In the meantime, Amundsen and Ellsworth had taken off from Spitzbergen on May 21, 1925, en route to the North Pole, using two Dornier Wal flying boats configured as amphibians. Powered by two Rolls-Royce engines in a tractor-pusher arrangement, the planes had adequate range to make the trip, but they carried only enough gasoline for 200 miles beyond the actual distance to the pole and back, about 1,200 miles. When they failed to return (see ‘Polar Flight Survival‘ in the May 1998 issue of Aviation History), a search was launched for the fliers. Byrd and MacMillan agreed that finding the missing explorer and his expedition would become a priority of the American expedition.
As it turned out, the two Wal aircraft of Amundsen and Ellsworth, after getting within 150 miles of the pole, were forced to make emergency landings on the ice. During three weeks of hard work, with their food nearly gone, the six men in the party were able to carve an airstrip out of the hummocked ice and then take off in one overloaded ski-rigged plane in which they returned safely to Spitzbergen. Byrd was unaware of that development when the American expedition left for the Arctic, but he apparently learned of it en route north.
The MacMillan Expedition left Wiscasset, Maine, on June 20, 1925, aboard two small ships. The Navy men and their crated aircraft were aboard Peary, a former Canadian minesweeper, while the bulk of the scientific party was aboard Bowdoin, an auxiliary schooner named for MacMillan’s alma mater that had been used in previous Arctic expeditions. The departure was late in the season, considering the distance that had to be traveled even before any of the time-consuming scientific work could begin on the way north.
The final destination was the port of Etah, a small settlement on Greenland’s northwest coast, about 700 miles south of the pole. MacMillan had helped to establish it on a 1912 expedition.
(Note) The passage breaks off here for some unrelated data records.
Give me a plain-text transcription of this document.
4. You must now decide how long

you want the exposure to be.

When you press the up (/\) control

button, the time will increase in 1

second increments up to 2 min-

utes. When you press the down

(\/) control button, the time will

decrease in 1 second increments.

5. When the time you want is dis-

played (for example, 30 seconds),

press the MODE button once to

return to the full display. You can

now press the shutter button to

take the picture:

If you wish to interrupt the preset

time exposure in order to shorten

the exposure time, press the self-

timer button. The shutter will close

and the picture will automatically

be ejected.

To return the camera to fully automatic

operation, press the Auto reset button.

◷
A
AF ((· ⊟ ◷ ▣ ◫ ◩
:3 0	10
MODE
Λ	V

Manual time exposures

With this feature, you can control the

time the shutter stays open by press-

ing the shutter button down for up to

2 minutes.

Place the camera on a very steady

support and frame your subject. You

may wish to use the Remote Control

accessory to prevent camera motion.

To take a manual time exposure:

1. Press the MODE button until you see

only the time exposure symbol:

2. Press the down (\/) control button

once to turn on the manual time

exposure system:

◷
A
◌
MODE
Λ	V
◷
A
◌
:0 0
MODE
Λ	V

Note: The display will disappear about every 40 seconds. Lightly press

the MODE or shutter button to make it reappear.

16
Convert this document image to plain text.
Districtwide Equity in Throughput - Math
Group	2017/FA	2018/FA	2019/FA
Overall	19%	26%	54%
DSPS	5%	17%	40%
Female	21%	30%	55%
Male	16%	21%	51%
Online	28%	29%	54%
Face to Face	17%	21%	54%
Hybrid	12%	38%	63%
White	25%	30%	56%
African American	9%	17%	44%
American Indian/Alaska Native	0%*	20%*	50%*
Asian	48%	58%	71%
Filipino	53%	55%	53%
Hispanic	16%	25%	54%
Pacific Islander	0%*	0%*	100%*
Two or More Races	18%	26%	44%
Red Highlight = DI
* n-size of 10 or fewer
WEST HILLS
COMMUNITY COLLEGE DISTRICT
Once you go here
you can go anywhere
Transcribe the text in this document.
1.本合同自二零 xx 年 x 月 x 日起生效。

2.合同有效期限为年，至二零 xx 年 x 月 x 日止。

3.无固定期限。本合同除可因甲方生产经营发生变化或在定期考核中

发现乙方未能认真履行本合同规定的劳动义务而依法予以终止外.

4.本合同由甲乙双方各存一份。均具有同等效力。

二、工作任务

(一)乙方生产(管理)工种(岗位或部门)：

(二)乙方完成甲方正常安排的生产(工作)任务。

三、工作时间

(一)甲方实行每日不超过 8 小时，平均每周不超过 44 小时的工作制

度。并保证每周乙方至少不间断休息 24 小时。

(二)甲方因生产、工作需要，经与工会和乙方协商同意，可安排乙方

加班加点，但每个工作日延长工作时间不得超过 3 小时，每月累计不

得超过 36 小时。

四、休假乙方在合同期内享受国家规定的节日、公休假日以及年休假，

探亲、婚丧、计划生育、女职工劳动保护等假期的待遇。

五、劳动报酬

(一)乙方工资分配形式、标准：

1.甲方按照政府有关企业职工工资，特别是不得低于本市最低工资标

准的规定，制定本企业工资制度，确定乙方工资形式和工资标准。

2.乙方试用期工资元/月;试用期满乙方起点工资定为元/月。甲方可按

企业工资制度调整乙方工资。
After battling through icefields near the end of the voyage, the two ships finally reached Etah on August 1. While plenty of daylight remained, the chill winds of autumn were beginning to blow harder each day. At last, however, the American airmen could unload and reassemble their planes. Four days later they began the exploratory flights they had anticipated for so long.
The three aircraft, designated NA-1, NA-2 and NA-3, were crewed respectively by Lt. Cmdr. Byrd and pilot Floyd Bennett; Chief Boatswain’s Mate Earl E. Reber, a pilot, and Aviation Machinist’s Mate 1st Class Charles F. Rocheville, mechanic; and Lieutenant M.A. Schur and pilot A.C. Nold. Two other men were also in the detachment: Albert A. Francis, who served as the aerographer, and N.P. Sorenson, a mechanic.
Byrd had planned that two advanced bases would be established for the planes, one at the farthest edge of the large islands to the west, either on Ellesmere Island or Axel Heiberg, and the other at an intermediate location on the way to those sites. From these locations, with their caches of gasoline and other supplies, flights to the northwest would then be made to the outer limits of the planes’ capabilities.
Initial test flights showed that the planes were tail-heavy when loaded with the planned cargoes for the advanced bases. The problem was partially solved by removing a 33-gallon forward gas tank and stowing the cargo there, but the reduced gasoline capacity affected the range of the aircraft. These early flights, which went low over nearby ice floes, convinced Byrd that the ice was so rough that his planes could not land on them, even if skis were added to their landing gear.
In view of the ruggedness of the terrain below, the speed with which the weather could change and the unreliability of the compass, every flight became a dangerous mission into which Byrd chose not to order his men, accepting only volunteer participation instead. As expected, all the men volunteered.
The compass problem was, of course, endemic to Arctic exploration. Magnetic compasses point to the north magnetic pole, a moving phenomenon now generally thought to be at about 77 degrees north and 101 degrees west in the Queen Elizabeth Islands — a location well to the southwest of Ellesmere Island, where the expedition was operating. Earth inductor compasses were also in use in planes of that era, but those, too, depended upon magnetic fields. Gyro compasses of the type used aboard ships were not suitable for aircraft because of their inability to accommodate frequent changes in course. Consequently, the only compass with any reliability in high latitudes at that time was the sun compass, based on a sundial-time relationship, but it was useless when the sun did not shine, a frequent occurrence in the Arctic.
On the first extended flight on August 8 Byrd discovered that the error in the magnetic compasses was 113 degrees. Using visual bearings of known points of land, pilots of the three planes were able to work their way westward over some of the rugged fjords of Ellesmere Island before worsening weather forced them to return to Etah.
During the next few days the weather remained foul, but a few flights were carried out. On August 11 the three planes were able to fly together in an attempt to put down a base. However, only one suitable open-water landing location could be found, which was in an area southwest of Axel Heiberg. After returning to Etah, the planes were refueled and took off again in the evening, the men still hoping to find a landing site. This time they were marginally successful, landing on the water in Hayes Sound, one of the many deep-ocean indentations in Ellesmere Island, but no advanced base was established there.
On August 13 there was reason for hope, but that hope soon faded. ‘Good weather has at last come,’ noted Byrd in his diary. He went on, however, to record other problems. ‘The NA-2 and 3 are out of commission. Bennett and I are going tonight for the blessed old navy. We must make a showing for her. Everything went wrong today. NA-1 lost cowling overboard. NA-2 went down by nose. Almost lost her. NA-3 nearly sunk by icebergs and injured lower wing on raft. Later, MacMillan wouldn’t let me go. He seems to have given up. MacMillan seems to be in great hurry to pack up and go back. Wonder what is in his mind.’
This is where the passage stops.